A Chattanooga development group wants to buy a 70-acre tract along the city's riverfront just minutes from downtown, environmentally scrub the site and ready it for new industry.
"We think there are opportunities there," said George Bright, president of the Fletcher Bright Co., about the parcel that for many years was known as the Central Soya site.
The property, which includes large towers easily seen hovering over the Tennessee River, has been accepted into the state's brownfield remediation program.
The aim is to speed the redevelopment of the site, which is owned by food processing giant Archer Daniels Midland but under contract to Fletcher Bright Co. and targeted for redevelopment by its affiliate, Bean Bowl LLC.
Located next to Hamilton County's Centre South Riverport industrial park, Bright said plans are to put the land into the brownfield program and close on the sale, adding that the tract will most likely be used to woo industrial prospects.
He noted the parcel has river access, which is key to some industrial users.
Also, Bright said, Chattanooga has a scarcity of available industrial space.
"It's no secret there's a shortage of land around town," he said.
Central Soya built the soy crushing facility and feed mill in Chattanooga in the mid-1950s. It was later acquired by ADM in 1991 and in 2001, that company announced it planned to close the vegetable oil refinery and hydrogenation facility.
Within the past decade or so, Chattanooga has seen its industrial park space fill up.

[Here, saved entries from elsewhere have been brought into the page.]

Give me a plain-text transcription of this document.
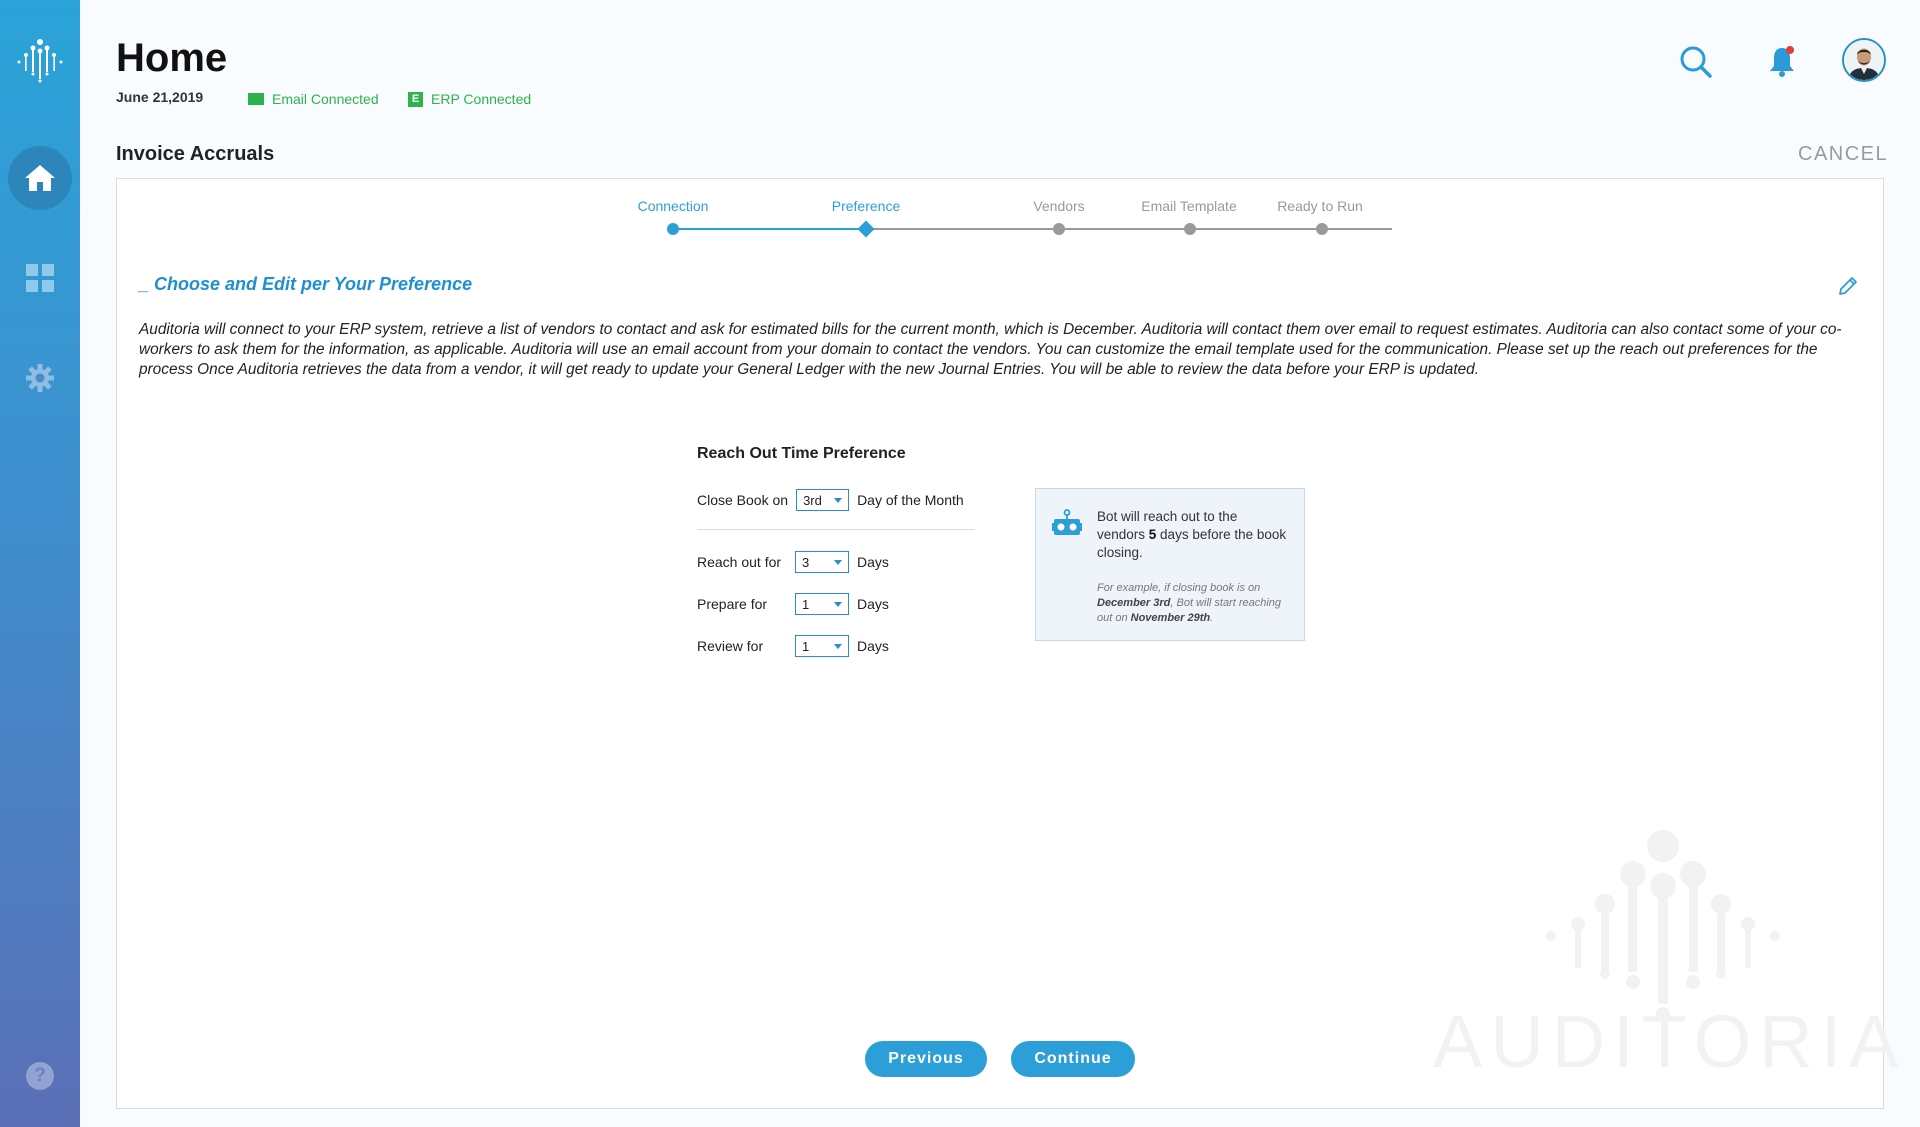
?
Home
June 21,2019	Email Connected	E ERP Connected
Invoice Accruals	CANCEL
Connection	Preference	Vendors	Email Template	Ready to Run
_ Choose and Edit per Your Preference

Auditoria will connect to your ERP system, retrieve a list of vendors to contact and ask for estimated bills for the current month, which is December. Auditoria will contact them over email to request estimates. Auditoria can also contact some of your co-workers to ask them for the information, as applicable. Auditoria will use an email account from your domain to contact the vendors. You can customize the email template used for the communication. Please set up the reach out preferences for the process Once Auditoria retrieves the data from a vendor, it will get ready to update your General Ledger with the new Journal Entries. You will be able to review the data before your ERP is updated.

Reach Out Time Preference
Close Book on 3rd	Day of the Month
Reach out for	3	Days
Prepare for	1	Days
Review for	1	Days
Bot will reach out to the vendors 5 days before the book closing.
For example, if closing book is on December 3rd, Bot will start reaching out on November 29th.
AUDITORIA
Previous	Continue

Enterprise South industrial park, the 6,000-acre location off Bonny Oaks Drive, has become home to Volkswagen's auto assembly plant, which now employs about 3,500 people.

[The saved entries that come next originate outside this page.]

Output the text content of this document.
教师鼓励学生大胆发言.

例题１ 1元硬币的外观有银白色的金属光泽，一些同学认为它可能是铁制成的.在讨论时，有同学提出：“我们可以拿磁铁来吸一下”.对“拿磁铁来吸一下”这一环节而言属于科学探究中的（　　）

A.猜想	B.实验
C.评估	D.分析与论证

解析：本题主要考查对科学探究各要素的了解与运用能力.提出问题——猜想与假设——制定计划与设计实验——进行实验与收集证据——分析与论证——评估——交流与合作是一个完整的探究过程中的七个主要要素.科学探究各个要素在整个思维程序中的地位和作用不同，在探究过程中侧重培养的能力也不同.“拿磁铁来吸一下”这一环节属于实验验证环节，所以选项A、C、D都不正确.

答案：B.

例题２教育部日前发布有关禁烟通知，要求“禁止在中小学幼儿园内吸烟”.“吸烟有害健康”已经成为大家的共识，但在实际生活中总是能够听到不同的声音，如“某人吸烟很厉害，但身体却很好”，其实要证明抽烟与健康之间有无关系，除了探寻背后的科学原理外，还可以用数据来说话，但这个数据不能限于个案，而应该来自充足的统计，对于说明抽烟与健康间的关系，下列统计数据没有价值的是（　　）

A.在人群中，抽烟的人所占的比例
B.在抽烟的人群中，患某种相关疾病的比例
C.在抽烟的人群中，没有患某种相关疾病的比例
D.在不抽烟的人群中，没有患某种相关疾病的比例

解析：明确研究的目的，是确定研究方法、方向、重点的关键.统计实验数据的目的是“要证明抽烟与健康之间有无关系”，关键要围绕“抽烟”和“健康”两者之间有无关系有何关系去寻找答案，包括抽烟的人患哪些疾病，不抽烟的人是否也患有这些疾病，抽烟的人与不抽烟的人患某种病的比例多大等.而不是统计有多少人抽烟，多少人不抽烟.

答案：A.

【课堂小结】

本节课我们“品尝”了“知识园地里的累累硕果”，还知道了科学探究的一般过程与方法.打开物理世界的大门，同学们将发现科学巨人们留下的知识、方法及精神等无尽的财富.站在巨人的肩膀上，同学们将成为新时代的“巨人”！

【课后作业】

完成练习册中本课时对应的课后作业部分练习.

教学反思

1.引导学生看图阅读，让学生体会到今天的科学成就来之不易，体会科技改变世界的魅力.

Also, Amazon built a huge distribution center nearby where it employs an estimated 2,000 to 2,500 full-time employees, and VW parts supplier Gestamp has major operations in the industrial park.
A handful of other companies also have facilities in the former World War II ammunitions production site, and VW has an option on hundreds of additional acres for future expansion.

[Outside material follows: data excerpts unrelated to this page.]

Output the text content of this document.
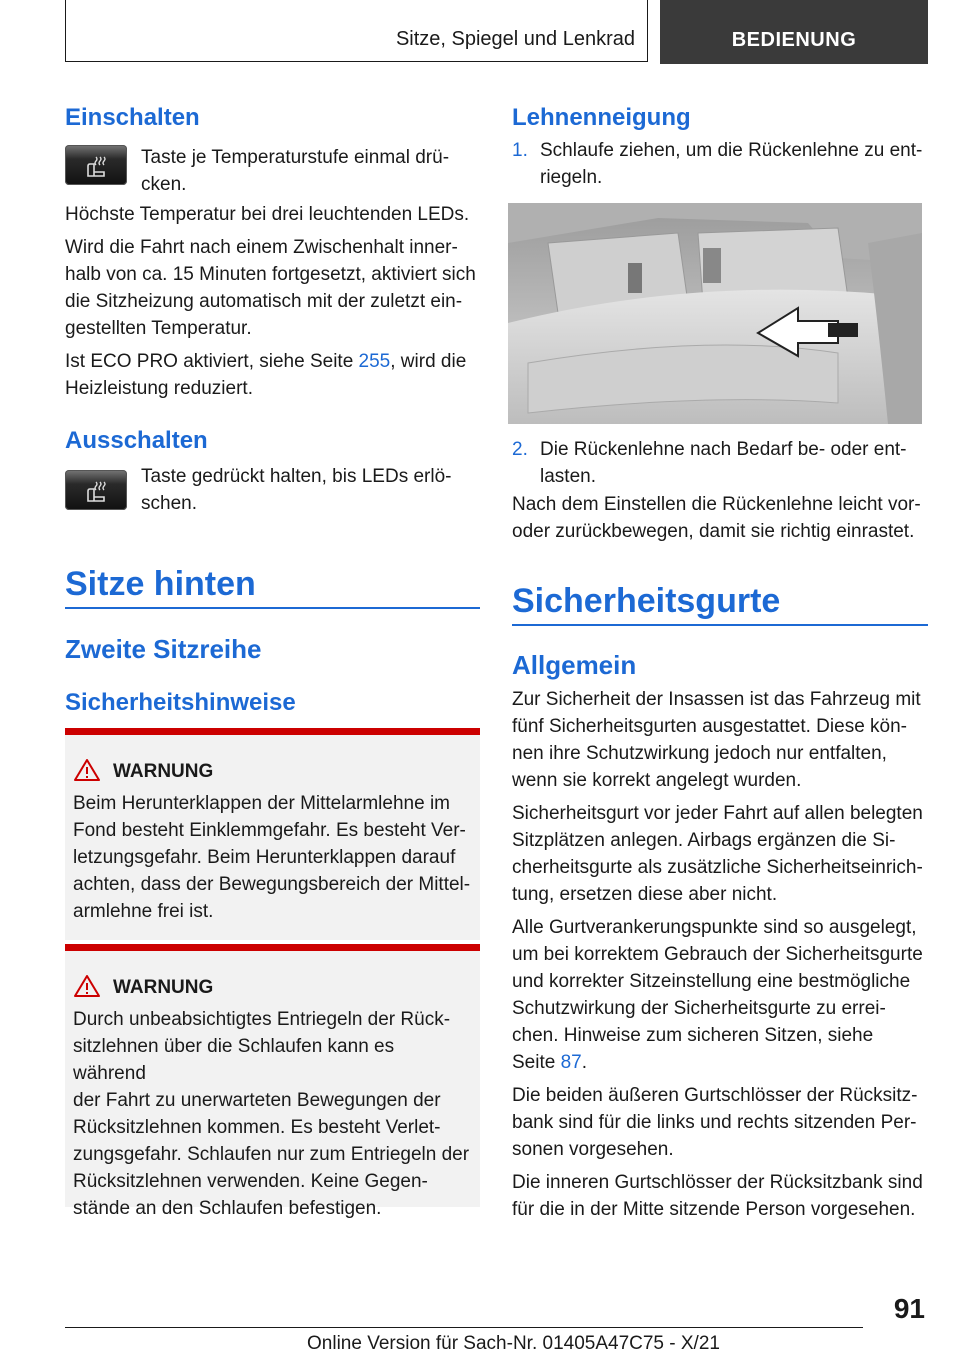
Sitze, Spiegel und Lenkrad	BEDIENUNG
Einschalten
Taste je Temperaturstufe einmal drü-
cken.
Höchste Temperatur bei drei leuchtenden LEDs.
Wird die Fahrt nach einem Zwischenhalt inner-
halb von ca. 15 Minuten fortgesetzt, aktiviert sich
die Sitzheizung automatisch mit der zuletzt ein-
gestellten Temperatur.
Ist ECO PRO aktiviert, siehe Seite 255, wird die
Heizleistung reduziert.
Ausschalten
Taste gedrückt halten, bis LEDs erlö-
schen.
Sitze hinten
Zweite Sitzreihe
Sicherheitshinweise
WARNUNG
Beim Herunterklappen der Mittelarmlehne im
Fond besteht Einklemmgefahr. Es besteht Ver-
letzungsgefahr. Beim Herunterklappen darauf
achten, dass der Bewegungsbereich der Mittel-
armlehne frei ist.
WARNUNG
Durch unbeabsichtigtes Entriegeln der Rück-
sitzlehnen über die Schlaufen kann es während
der Fahrt zu unerwarteten Bewegungen der
Rücksitzlehnen kommen. Es besteht Verlet-
zungsgefahr. Schlaufen nur zum Entriegeln der
Rücksitzlehnen verwenden. Keine Gegen-
stände an den Schlaufen befestigen.
Lehnenneigung
1. Schlaufe ziehen, um die Rückenlehne zu ent-
riegeln.
2. Die Rückenlehne nach Bedarf be- oder ent-
lasten.
Nach dem Einstellen die Rückenlehne leicht vor-
oder zurückbewegen, damit sie richtig einrastet.
Sicherheitsgurte
Allgemein
Zur Sicherheit der Insassen ist das Fahrzeug mit
fünf Sicherheitsgurten ausgestattet. Diese kön-
nen ihre Schutzwirkung jedoch nur entfalten,
wenn sie korrekt angelegt wurden.
Sicherheitsgurt vor jeder Fahrt auf allen belegten
Sitzplätzen anlegen. Airbags ergänzen die Si-
cherheitsgurte als zusätzliche Sicherheitseinrich-
tung, ersetzen diese aber nicht.
Alle Gurtverankerungspunkte sind so ausgelegt,
um bei korrektem Gebrauch der Sicherheitsgurte
und korrekter Sitzeinstellung eine bestmögliche
Schutzwirkung der Sicherheitsgurte zu errei-
chen. Hinweise zum sicheren Sitzen, siehe
Seite 87.
Die beiden äußeren Gurtschlösser der Rücksitz-
bank sind für die links und rechts sitzenden Per-
sonen vorgesehen.
Die inneren Gurtschlösser der Rücksitzbank sind
für die in der Mitte sitzende Person vorgesehen.
91
Online Version für Sach-Nr. 01405A47C75 - X/21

Charles Wood, the Chattanooga Area Chamber of Commerce's vice president of economic developmentm, said that redeveloping brownfield property like the Central Soya site supports its economic development goals.
"The more space in our region for industrial and manufacturing activity, the more potential we have to land projects that create jobs and grow the tax base," he said.
The Chamber of Commerce has joined with other economic development groups in the 16-county region to form the Greater Chattanooga Economic Partnership to market the area.
Doug Berry, vice president of economic development for the Cleveland-Bradley Chamber of Commerce, said he's glad to see the potential reuse of the Central Soya property in Chattanooga.
"There's kind of a shortage of that," he said. "A riverfront site to serve the region is valuable to all of us."
Berry cited the Spring Branch Industrial Park, a new 331-acre site just off Interstate-75 in Cleveland, which economic developers are pitching to prospects.
"We've been actively marketing the site," he said. "We have several leads who have expressed interest and are evaluating it."
According to the state's brownfield agreement with Bean Bowl LLC, investigations of the Central Soya property have identified the presence of foundry sand, asbestos-containing material, lead-based paint, and petroleum-related and/or hazardous substances.